Martha Custis Peter, who with her husband Thomas built Tudor Place, was a granddaughter of Martha Dandridge Custis Washington and enjoyed a loving relationship with her and the President, her step-grandfather. And Thomas Peter, like his father Robert, transacted business and enjoyed friendly ties to the former President. In her will, executed in 1802, Martha Washington named Thomas an executor of her estate.
The Washington Collection, second only to George Washington’s Mount Vernon Estate, Museum and Gardens’ in size, contains both finely crafted goods and humble domestic items. In materials, production techniques, and design, these objects provide excellent examples of 18th-century craftsmanship. Their mix of European-, Chinese-, and American-made elements also speaks to the nature of circum-Atlantic commerce in the 18th century and the emergence of a self-consciously “republican” aesthetic on American shores.

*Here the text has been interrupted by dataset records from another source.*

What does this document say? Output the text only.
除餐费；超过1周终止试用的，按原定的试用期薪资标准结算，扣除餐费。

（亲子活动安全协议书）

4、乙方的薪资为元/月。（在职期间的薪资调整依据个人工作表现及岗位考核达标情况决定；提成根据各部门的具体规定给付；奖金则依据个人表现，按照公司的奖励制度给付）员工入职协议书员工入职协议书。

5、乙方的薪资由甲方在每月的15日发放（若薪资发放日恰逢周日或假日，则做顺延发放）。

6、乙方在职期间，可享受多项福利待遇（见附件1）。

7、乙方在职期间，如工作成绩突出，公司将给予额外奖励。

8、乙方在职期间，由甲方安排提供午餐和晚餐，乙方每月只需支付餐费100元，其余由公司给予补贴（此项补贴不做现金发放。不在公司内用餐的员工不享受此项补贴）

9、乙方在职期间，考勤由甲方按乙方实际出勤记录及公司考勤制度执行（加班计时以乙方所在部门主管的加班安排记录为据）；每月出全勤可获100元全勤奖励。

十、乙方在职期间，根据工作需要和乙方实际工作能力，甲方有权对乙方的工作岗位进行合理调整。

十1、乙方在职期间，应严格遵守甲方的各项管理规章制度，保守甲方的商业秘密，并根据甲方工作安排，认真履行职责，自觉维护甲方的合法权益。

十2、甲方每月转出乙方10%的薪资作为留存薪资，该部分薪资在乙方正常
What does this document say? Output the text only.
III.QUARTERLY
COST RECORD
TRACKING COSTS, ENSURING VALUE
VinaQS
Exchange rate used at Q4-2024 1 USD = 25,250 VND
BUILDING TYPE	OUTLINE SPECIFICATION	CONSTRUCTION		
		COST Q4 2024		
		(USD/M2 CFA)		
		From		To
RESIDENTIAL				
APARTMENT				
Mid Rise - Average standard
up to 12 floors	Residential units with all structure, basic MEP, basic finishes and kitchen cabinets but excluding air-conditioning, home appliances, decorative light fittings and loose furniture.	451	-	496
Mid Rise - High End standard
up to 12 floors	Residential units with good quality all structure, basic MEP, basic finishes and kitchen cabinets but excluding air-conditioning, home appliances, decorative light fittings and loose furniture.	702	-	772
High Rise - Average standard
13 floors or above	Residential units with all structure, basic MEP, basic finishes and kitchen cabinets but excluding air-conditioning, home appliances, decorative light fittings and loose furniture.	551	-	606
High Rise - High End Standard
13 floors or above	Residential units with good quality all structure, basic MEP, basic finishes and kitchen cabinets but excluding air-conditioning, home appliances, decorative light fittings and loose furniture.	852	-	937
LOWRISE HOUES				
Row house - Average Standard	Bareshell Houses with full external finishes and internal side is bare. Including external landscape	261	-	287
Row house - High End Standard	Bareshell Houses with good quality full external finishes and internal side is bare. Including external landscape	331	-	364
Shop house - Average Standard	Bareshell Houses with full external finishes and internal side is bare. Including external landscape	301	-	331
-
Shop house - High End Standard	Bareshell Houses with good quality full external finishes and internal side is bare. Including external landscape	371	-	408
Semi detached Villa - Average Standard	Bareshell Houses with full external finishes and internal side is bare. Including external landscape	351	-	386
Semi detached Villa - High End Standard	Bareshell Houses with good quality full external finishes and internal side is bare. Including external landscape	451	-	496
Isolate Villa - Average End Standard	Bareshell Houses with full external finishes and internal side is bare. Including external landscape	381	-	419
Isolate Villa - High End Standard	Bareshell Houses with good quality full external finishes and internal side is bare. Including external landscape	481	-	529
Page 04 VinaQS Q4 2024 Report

The collection includes 40 pieces of a Sèvres porcelain dinner and dessert service used in the first Presidential household; a Chinese export porcelain soup plate from the ca. 1784 Society of Cincinnati service; Martha Washington’s English Gothic-style china table, ca. 1750 – 75; one of two surviving American-made camp stools Washington commissioned in 1776 for use during the Revolutionary War; fragments of silk clothing, lace, and personal accessories; a 1734 silver porringer owned by Martha Washington’s son (Martha Peter’s father), John Parke Custis; and a rare wax-and-shellwork tableau presented to Martha Washington in 1783 by New York entrepreneur and tavern-keeper Samuel Fraunces.
The cornerstone of the Washington Collection’s papers is George’s letter to Martha announcing his 1775 appointment to lead the Continental Army, one of only three surviving pieces of the couple’s personal correspondence. Additional correspondence relates to business transactions and condolence letters received by Martha Washington after her husband’s death.